Em São Matheus, no norte do Espírito Santos, o atendimento aos quilombolas existe por conta de ação junto ao Ministério Público Federal, que obrigou o município a prestar assistência às comunidades. Kátia Penha, do Quilombo Divino (ES), localizado no município de São Matheus, questiona a qualidade do atendimento prestado.
“O SUS está presente, mas incapacitado de desenvolver qualquer trabalho. Para fazer um exame você tem que ir na cidade, para fazer uma consulta tem que ir na capital.

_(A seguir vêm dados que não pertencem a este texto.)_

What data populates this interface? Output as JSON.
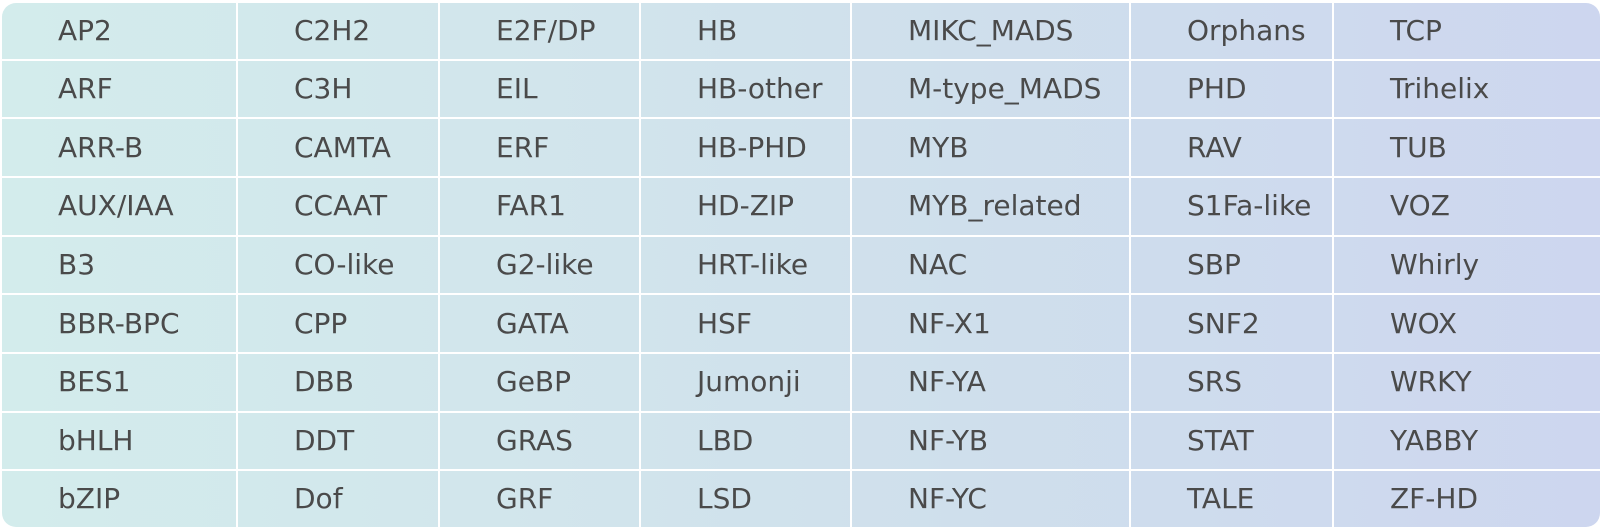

Não tem muito instrumento especializado nos municípios próximos. É preciso que a gente faça uma análise enquanto comunidades quilombolas, enquanto lideranças, ‘Que SUS é este que está nos quilombos?’”, questiona.
Desde 2004, o governo federal tem um Comitê Técnico de Saúde da População Negra, grupo que se consolidou na pasta da saúde e em 2009 produziu o documento Política Nacional de Saúde Integral da População Negra. No que tange às comunidades quilombolas, o material aponta para a necessidade de se reconhecer e respeitar a medicina de cada povoado e o compromisso de atendimento do SUS nesses espaços.
Em 2006, o Ministério da Saúde garantiu o acréscimo de 50% dos valores repassados para os municípios, para que eles atendam as demandas de saúde de comunidades quilombolas e assentamentos da reforma agrária.
Documento publicado pela ONG Terra de Direitos sinaliza, contudo, desconhecimento e desinteresse por parte dos prefeitos para acessar esse recurso. “Estudos apontam que os gestores municipais não compreendem o princípio da equidade do SUS, desconhecem a política específica para a população negra, além de não reconhecerem a importância do acréscimo de 50% dos valores repassados pelo governo federal aos municípios que registram atendimento às comunidades”, sinaliza o documento.